The evil Step-Parent. Certainly a stigma, and a strong one especially because we all automatically think of of wicked Step Parents and Evil Step Children as portrayed in the media. But stereotypes aside, stepparent-stepchild relationship is extremely critical for the happiness and security of any family. As the older and wiser, you should understand that the step-child’s hope of their Mom and Dad reuniting in a themed setting like in the movies is forever gone. So you should expect a grieving process. Sometimes it takes a few months to accept, sometimes never but whatever the case may be, you need to be prepared.
Trust is a key component in building of any relationship and it can take time to build as a child observes how you handle different situations. Do you listen actively? Do you really care about what is important with your step-child? Are you trying to become a part of their life out of want or necessity? They can sense dishonesty and insincerity. If you “Demonstrate honesty, confidence, making good choices and being ‘real’…they will know, one way or the other.” If you’re able earn their trust, over time, you may become an important confidante.

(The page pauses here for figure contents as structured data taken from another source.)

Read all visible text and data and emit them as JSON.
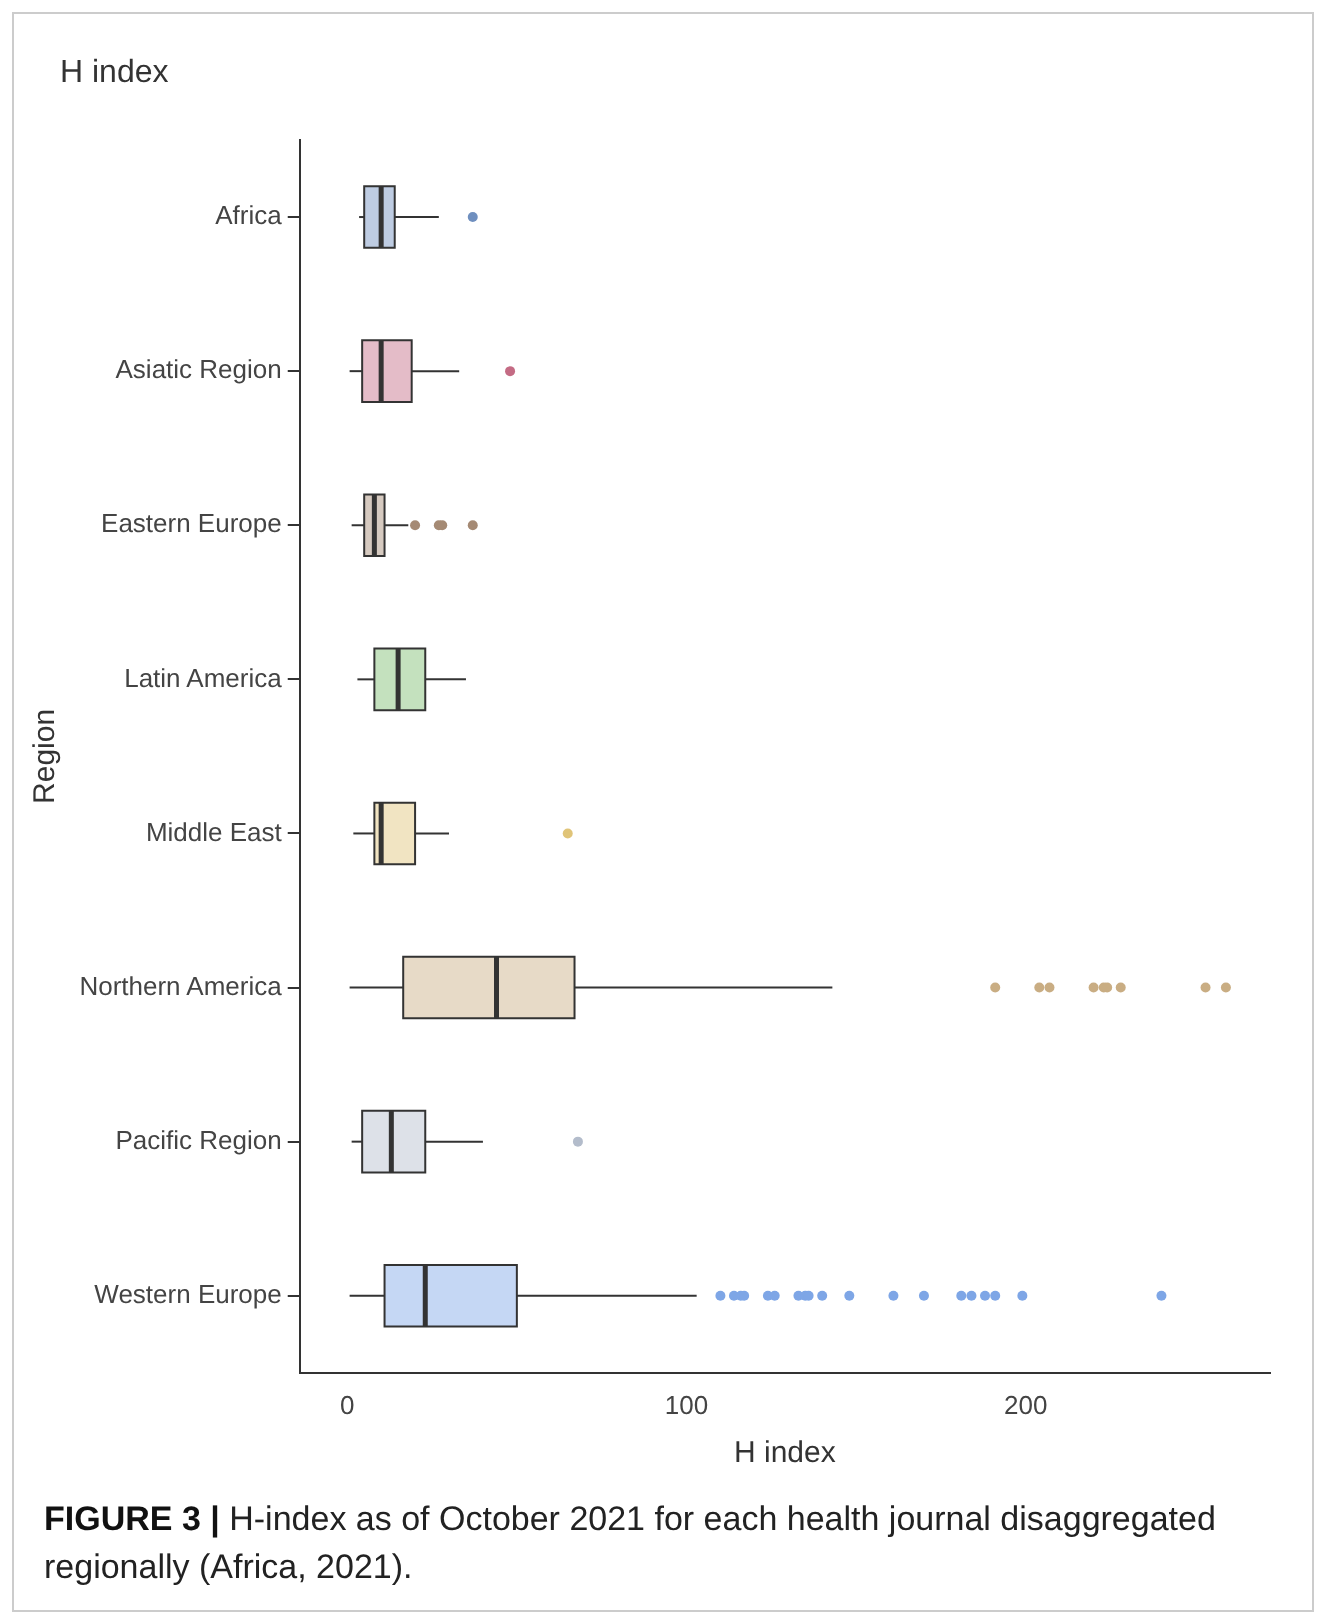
{
  "chart_data": {
    "type": "box",
    "orientation": "horizontal",
    "title": "H index",
    "xlabel": "H index",
    "ylabel": "Region",
    "categories": [
      "Africa",
      "Asiatic Region",
      "Eastern Europe",
      "Latin America",
      "Middle East",
      "Northern America",
      "Pacific Region",
      "Western Europe"
    ],
    "colors": [
      "#6f8fbf",
      "#c46b84",
      "#a58a74",
      "#7dbd6e",
      "#e0c478",
      "#c9ad83",
      "#b3bccb",
      "#7ea6e6"
    ],
    "boxes": [
      {
        "low": 3.5,
        "q1": 5,
        "median": 10,
        "q3": 14,
        "high": 27,
        "outliers": [
          37
        ]
      },
      {
        "low": 0.7,
        "q1": 4.4,
        "median": 10,
        "q3": 19,
        "high": 33,
        "outliers": [
          48
        ]
      },
      {
        "low": 1.3,
        "q1": 5,
        "median": 8,
        "q3": 11,
        "high": 18,
        "outliers": [
          20,
          27,
          28,
          37
        ]
      },
      {
        "low": 3,
        "q1": 8,
        "median": 15,
        "q3": 23,
        "high": 35
      },
      {
        "low": 1.8,
        "q1": 8,
        "median": 10,
        "q3": 20,
        "high": 30,
        "outliers": [
          65
        ]
      },
      {
        "low": 0.7,
        "q1": 16.5,
        "median": 44,
        "q3": 67,
        "high": 143,
        "outliers": [
          191,
          204,
          207,
          220,
          223,
          224,
          228,
          253,
          259
        ]
      },
      {
        "low": 1.3,
        "q1": 4.4,
        "median": 13,
        "q3": 23,
        "high": 40,
        "outliers": [
          68
        ]
      },
      {
        "low": 0.7,
        "q1": 11,
        "median": 23,
        "q3": 50,
        "high": 103,
        "outliers": [
          110,
          114,
          116,
          117,
          124,
          126,
          133,
          135,
          136,
          140,
          148,
          161,
          170,
          181,
          184,
          188,
          191,
          199,
          240
        ]
      }
    ],
    "xlim": [
      -14,
      272
    ],
    "xticks": [
      0,
      100,
      200
    ],
    "grid": false,
    "legend": false,
    "annotations": [
      "FIGURE 3 | H-index as of October 2021 for each health journal disaggregated regionally (Africa, 2021)."
    ]
  }
}
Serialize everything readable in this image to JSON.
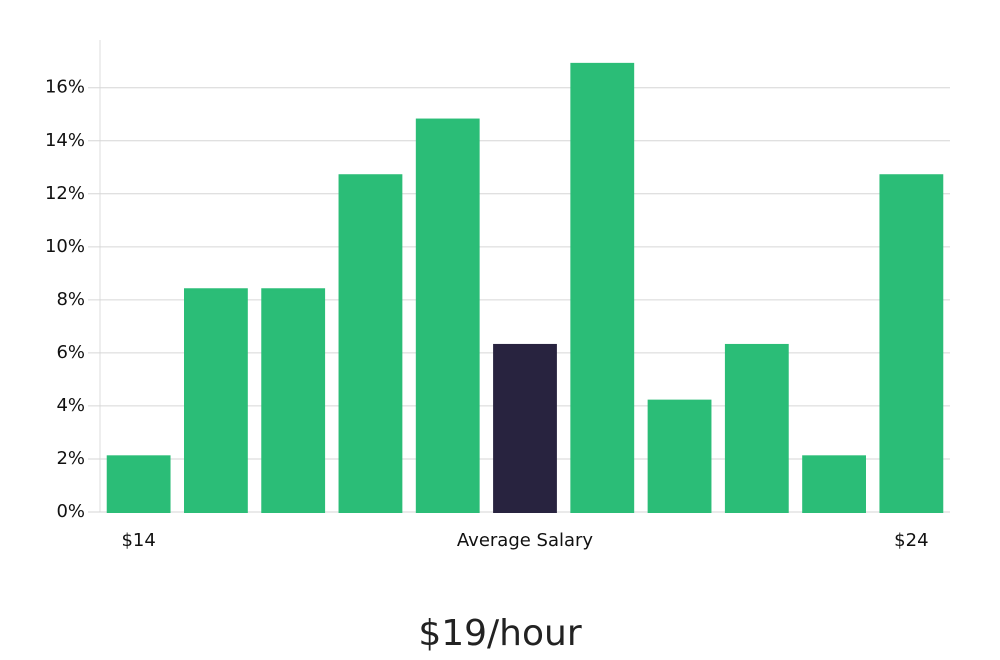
{
  "chart_data": {
    "type": "bar",
    "categories": [
      "$14",
      null,
      null,
      null,
      null,
      "Average Salary",
      null,
      null,
      null,
      null,
      "$24"
    ],
    "values": [
      2.1,
      8.4,
      8.4,
      12.7,
      14.8,
      6.3,
      16.9,
      4.2,
      6.3,
      2.1,
      12.7
    ],
    "colors": [
      "#2bbd77",
      "#2bbd77",
      "#2bbd77",
      "#2bbd77",
      "#2bbd77",
      "#28233f",
      "#2bbd77",
      "#2bbd77",
      "#2bbd77",
      "#2bbd77",
      "#2bbd77"
    ],
    "ylim": [
      0,
      17.8
    ],
    "yticks": [
      {
        "value": 0,
        "label": "0%"
      },
      {
        "value": 2,
        "label": "2%"
      },
      {
        "value": 4,
        "label": "4%"
      },
      {
        "value": 6,
        "label": "6%"
      },
      {
        "value": 8,
        "label": "8%"
      },
      {
        "value": 10,
        "label": "10%"
      },
      {
        "value": 12,
        "label": "12%"
      },
      {
        "value": 14,
        "label": "14%"
      },
      {
        "value": 16,
        "label": "16%"
      }
    ],
    "grid": true,
    "footer": "$19/hour"
  }
}
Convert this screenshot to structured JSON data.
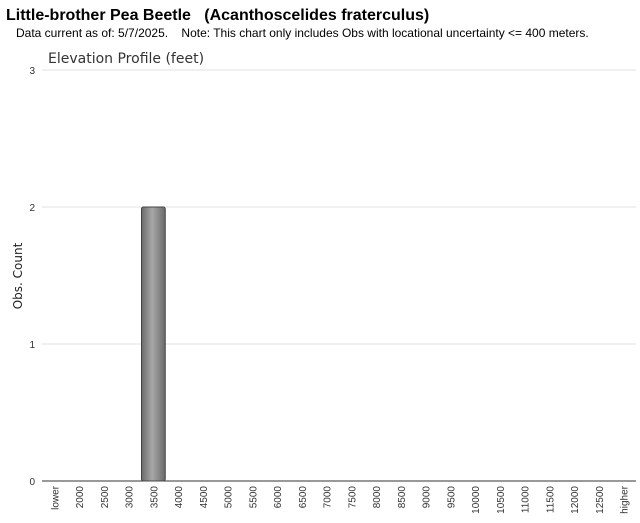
{
  "chart_data": {
    "type": "bar",
    "title": "Little-brother Pea Beetle   (Acanthoscelides fraterculus)",
    "subtitle": "Data current as of: 5/7/2025.    Note: This chart only includes Obs with locational uncertainty <= 400 meters.",
    "chart_title": "Elevation Profile (feet)",
    "y_label": "Obs. Count",
    "categories": [
      "lower",
      "2000",
      "2500",
      "3000",
      "3500",
      "4000",
      "4500",
      "5000",
      "5500",
      "6000",
      "6500",
      "7000",
      "7500",
      "8000",
      "8500",
      "9000",
      "9500",
      "10000",
      "10500",
      "11000",
      "11500",
      "12000",
      "12500",
      "higher"
    ],
    "values": [
      0,
      0,
      0,
      0,
      2,
      0,
      0,
      0,
      0,
      0,
      0,
      0,
      0,
      0,
      0,
      0,
      0,
      0,
      0,
      0,
      0,
      0,
      0,
      0
    ],
    "color": "#a8a8a8",
    "ylim": [
      0,
      3
    ],
    "yticks": [
      0,
      1,
      2,
      3
    ],
    "grid": true
  }
}
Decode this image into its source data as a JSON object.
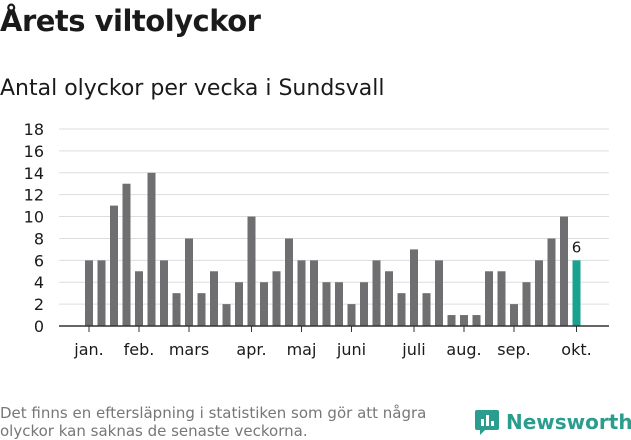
{
  "header": {
    "title": "Årets viltolyckor",
    "subtitle": "Antal olyckor per vecka i Sundsvall"
  },
  "chart_data": {
    "type": "bar",
    "title": "Årets viltolyckor",
    "subtitle": "Antal olyckor per vecka i Sundsvall",
    "xlabel": "",
    "ylabel": "",
    "ylim": [
      0,
      18
    ],
    "yticks": [
      0,
      2,
      4,
      6,
      8,
      10,
      12,
      14,
      16,
      18
    ],
    "grid": true,
    "series": [
      {
        "name": "Antal olyckor",
        "values": [
          6,
          6,
          11,
          13,
          5,
          14,
          6,
          3,
          8,
          3,
          5,
          2,
          4,
          10,
          4,
          5,
          8,
          6,
          6,
          4,
          4,
          2,
          4,
          6,
          5,
          3,
          7,
          3,
          6,
          1,
          1,
          1,
          5,
          5,
          2,
          4,
          6,
          8,
          10,
          6
        ]
      }
    ],
    "highlight_index": 39,
    "highlight_label": "6",
    "month_labels": [
      {
        "label": "jan.",
        "week": 1
      },
      {
        "label": "feb.",
        "week": 5
      },
      {
        "label": "mars",
        "week": 9
      },
      {
        "label": "apr.",
        "week": 14
      },
      {
        "label": "maj",
        "week": 18
      },
      {
        "label": "juni",
        "week": 22
      },
      {
        "label": "juli",
        "week": 27
      },
      {
        "label": "aug.",
        "week": 31
      },
      {
        "label": "sep.",
        "week": 35
      },
      {
        "label": "okt.",
        "week": 40
      }
    ],
    "colors": {
      "bar": "#6f6f72",
      "highlight": "#1aa290",
      "grid": "#dddddd",
      "axis": "#333333"
    }
  },
  "footer": {
    "note": "Det finns en eftersläpning i statistiken som gör att några olyckor kan saknas de senaste veckorna.",
    "brand": "Newsworthy",
    "brand_icon": "newsworthy-chart-icon"
  }
}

Never treat your Step-Child different than your own
Develop trust and honesty in your relationship with them
NEVER make them feel unwanted or unloved
To build some bridges, find some interests that you and your stepchildren share, and invite them to join you in these activities. Or better yet, create some new interest together. What is SO important in this process is to let go of the Fantasy. When there is a huge distance in expectations and reality, brace for the unhappiness. Don’t come into a family as a Step-Parent thinking that their is a time limit on grieving and a buzzer will sound when it is time that the family will immediately gel, the relationships will be tight, everyone will feel the love and the family will be a happy one because it really doesn’t work like that. Letting go of the fantasy will help you with the acceptance of what is really the reality and that’s needed to get to wherever you’re going, as a family.
Look, nobody goes into marriage anticipating divorce and children don’t look forward to the day their parents live in separate houses but it happens. Parenting is already tough and Step-Parenting…well that a whole new beast in addition. So if i had one word of advice for any Step-parent, it would be this: If you do have your own children, try not to show blatant favoritism to them. It is normal to feel more for your won children but your Step Child should never have to see this blatantly played out in front of them. That is just a horrible thing to do. Just keep in mind that although tips can be provided by peers, no one solution fits all.